Micky774 commented 2 months ago

Although the historical creation of the astype copy semantics makes sense (from both NumPy and the array API) I personally think at this point the standardization of other copy kwargs to include None leaves the API for astype confusing/misleading for developers that aren't quite as familiar with it. Additionally, the ability to specify "copy never" can be helpful in heterogeneous computing contexts where it's a bit more important to keep track of data movement

To summarize:

  1. I think it is confusing that copy=False implies a copy will still occur while elsewhere it means "copy never"
  2. copy=True is imo a bad default that leads to more memory movement than may be necessary
  3. The ability to specify "copy never" is helpful
asmeurer commented 2 months ago

I think you can get "copy never" behavior in the current standard using asarray(copy=None) instead of astype. That's mostly equivalent to if x.dtype == new_dtype but I guess there's also subtleties with the devices.

rgommers commented 2 months ago

copy=True is imo a bad default that leads to more memory movement than may be necessary

I am trying to figure out why this matters for JAX, since it doesn't actually have to do a physical memory copy - by design it guarantees that there is no difference (immutability). My understanding is that JAX had a copy keyword already in several places to match NumPy's signatures, that it didn't actually make physical memory copies when that was implemented, and that nothing has to change because of the array API standard. The addition of a true "never copy" mode was a lot of work in NumPy (and will be in CuPy as well), but should not have impacted JAX I believe.

This has now come up several times, so we really should make this more clear. The first time was at https://github.com/data-apis/array-api/issues/495#issuecomment-1286168414 I believe. And more recently, we had a more extensive discussion on this in https://github.com/dmlc/dlpack/pull/136 for DLPack. For DLPack it's about exchange between two libraries rather than semantics with a single library, so we put more effort into the "what does copy actually mean".

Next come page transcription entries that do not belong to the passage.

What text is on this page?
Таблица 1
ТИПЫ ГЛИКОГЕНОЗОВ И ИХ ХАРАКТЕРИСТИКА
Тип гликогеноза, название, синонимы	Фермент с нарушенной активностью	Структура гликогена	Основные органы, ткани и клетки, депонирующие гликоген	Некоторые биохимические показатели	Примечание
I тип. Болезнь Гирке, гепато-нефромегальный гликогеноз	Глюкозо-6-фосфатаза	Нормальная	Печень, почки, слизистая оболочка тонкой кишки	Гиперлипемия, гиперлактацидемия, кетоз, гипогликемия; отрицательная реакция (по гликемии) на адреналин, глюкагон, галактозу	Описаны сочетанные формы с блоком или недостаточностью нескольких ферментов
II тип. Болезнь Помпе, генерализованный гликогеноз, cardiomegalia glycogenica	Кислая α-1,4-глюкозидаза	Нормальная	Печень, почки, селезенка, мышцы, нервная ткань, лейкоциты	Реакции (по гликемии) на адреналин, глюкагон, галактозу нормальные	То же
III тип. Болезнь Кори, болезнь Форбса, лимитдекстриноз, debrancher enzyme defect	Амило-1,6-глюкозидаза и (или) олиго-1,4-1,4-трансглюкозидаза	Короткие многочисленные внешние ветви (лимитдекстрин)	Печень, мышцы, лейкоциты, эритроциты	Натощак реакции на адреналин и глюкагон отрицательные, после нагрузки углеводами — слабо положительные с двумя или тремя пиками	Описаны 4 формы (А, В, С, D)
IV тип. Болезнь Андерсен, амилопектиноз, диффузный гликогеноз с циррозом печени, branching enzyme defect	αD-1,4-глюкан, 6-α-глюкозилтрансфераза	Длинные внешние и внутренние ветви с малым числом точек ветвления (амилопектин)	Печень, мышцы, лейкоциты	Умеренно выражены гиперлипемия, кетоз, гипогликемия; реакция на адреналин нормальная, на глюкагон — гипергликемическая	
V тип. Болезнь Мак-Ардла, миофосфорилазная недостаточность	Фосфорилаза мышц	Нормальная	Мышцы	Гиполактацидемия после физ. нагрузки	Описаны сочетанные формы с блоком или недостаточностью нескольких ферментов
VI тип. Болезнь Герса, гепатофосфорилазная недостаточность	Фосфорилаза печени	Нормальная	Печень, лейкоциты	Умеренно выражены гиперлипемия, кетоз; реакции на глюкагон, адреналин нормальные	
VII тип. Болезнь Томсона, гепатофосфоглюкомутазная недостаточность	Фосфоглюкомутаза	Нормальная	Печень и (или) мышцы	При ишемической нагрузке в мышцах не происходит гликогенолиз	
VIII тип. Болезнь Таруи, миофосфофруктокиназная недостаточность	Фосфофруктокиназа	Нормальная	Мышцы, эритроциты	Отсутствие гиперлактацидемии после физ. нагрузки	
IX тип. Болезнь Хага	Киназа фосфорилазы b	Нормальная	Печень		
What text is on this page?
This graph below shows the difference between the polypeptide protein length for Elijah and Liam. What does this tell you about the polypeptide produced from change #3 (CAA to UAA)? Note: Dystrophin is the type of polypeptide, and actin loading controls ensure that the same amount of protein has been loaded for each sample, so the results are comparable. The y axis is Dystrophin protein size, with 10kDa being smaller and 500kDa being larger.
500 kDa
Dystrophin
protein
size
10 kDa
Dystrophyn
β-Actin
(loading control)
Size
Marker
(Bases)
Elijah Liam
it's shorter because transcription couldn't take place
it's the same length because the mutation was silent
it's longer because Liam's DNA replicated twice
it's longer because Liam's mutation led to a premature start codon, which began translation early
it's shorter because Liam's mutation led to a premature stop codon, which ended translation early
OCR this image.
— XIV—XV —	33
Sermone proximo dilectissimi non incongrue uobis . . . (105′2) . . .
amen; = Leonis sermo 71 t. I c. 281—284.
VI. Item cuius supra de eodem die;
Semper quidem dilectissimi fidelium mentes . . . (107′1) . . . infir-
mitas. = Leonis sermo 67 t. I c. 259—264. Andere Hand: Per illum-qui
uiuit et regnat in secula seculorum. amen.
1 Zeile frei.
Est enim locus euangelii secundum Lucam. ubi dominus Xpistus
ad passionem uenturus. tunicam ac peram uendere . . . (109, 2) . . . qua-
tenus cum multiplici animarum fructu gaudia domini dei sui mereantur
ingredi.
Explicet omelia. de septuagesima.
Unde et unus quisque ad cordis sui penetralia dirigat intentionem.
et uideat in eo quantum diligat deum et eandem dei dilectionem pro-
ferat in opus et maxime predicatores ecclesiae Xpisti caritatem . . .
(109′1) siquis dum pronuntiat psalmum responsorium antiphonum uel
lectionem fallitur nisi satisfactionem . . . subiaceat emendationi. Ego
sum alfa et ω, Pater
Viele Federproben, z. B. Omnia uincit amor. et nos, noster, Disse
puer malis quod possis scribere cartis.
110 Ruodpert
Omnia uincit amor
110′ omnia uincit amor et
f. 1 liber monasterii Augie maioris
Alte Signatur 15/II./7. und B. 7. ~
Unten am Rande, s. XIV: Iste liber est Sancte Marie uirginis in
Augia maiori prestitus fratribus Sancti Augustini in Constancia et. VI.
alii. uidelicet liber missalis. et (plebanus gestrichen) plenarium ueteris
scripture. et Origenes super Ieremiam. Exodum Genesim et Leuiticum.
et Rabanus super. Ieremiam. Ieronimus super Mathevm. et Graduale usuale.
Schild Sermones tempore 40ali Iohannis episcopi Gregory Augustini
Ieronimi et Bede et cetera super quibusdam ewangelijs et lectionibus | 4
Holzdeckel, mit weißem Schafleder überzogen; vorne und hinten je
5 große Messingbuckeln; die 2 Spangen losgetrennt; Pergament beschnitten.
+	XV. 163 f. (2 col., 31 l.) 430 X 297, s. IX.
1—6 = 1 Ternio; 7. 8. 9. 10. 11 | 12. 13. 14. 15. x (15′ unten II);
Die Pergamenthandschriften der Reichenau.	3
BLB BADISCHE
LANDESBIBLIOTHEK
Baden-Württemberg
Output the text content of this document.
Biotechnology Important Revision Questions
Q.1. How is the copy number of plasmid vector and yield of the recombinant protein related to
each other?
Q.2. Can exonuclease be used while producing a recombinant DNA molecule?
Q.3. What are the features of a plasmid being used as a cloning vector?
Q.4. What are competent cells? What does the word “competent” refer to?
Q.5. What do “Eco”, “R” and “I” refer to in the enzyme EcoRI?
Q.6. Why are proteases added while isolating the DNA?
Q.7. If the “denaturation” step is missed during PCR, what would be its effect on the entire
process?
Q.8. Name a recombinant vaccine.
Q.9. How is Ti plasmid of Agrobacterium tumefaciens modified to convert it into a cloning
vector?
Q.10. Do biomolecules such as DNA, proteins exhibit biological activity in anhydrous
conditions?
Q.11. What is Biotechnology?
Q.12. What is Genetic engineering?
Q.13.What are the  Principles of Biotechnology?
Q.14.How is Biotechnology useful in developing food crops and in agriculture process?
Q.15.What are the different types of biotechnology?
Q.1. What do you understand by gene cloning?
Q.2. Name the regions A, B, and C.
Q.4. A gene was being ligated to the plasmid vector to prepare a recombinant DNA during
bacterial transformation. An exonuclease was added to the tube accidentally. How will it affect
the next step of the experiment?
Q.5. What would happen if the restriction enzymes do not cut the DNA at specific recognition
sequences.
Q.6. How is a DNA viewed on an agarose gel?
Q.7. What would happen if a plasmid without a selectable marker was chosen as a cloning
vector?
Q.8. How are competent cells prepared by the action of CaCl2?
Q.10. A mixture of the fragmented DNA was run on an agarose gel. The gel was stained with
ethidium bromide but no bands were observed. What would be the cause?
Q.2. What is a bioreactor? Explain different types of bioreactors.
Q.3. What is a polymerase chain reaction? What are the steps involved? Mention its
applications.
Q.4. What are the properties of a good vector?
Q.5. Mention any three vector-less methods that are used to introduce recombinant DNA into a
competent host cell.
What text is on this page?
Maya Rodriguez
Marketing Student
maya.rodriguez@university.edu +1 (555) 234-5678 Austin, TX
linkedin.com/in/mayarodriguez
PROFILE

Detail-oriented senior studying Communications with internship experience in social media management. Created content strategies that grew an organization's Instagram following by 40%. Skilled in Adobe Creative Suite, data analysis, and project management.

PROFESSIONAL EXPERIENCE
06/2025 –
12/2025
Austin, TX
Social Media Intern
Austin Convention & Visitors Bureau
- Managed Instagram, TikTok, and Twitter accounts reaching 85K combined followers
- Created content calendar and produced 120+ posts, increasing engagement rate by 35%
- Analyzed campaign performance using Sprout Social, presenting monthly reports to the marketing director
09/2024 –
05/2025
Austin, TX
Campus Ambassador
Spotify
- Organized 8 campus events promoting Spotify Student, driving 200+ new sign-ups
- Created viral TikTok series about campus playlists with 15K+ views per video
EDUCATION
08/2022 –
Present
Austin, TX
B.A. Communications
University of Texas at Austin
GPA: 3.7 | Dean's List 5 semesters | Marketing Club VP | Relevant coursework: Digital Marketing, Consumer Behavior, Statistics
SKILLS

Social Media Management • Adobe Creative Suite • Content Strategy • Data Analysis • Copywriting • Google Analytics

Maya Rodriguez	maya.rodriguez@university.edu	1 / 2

In summary, the copy keyword is a "logical copy", i.e. the returned data is guaranteed to be unique for all intents and purposes. If that can be achieved without moving data in memory, then that is fine. This also aligns with https://data-apis.org/array-api/draft/purpose_and_scope.html, which described some of the design principles of the standard - in particular that we want to describe semantics of functions without prescribing execution semantics to the extent possible.

jakevdp commented 2 months ago

I am trying to figure out why this matters for JAX

True copies are sometimes important in JAX; for example functions can be called with donated buffers (in which the compiler is free to reuse the donated memory), and donated buffers cannot be used in subsequent function calls. If a user wants a copy of an array for this purpose, we currently recommend jnp.array(x, copy=True) which copies data from the original array into a new buffer.

In recent work to make JAX compatible with the Array API, we've been trying to understand the recommended semantics of the copy keyword for the astype function. There's inconsistency between the Array API spec and NumPy's implementation, and further the Array API's justification for the departure from the norm seems to stem from incorrect claims about NumPy's semantics for this keyword. Thus the need for this issue to try to clarify things.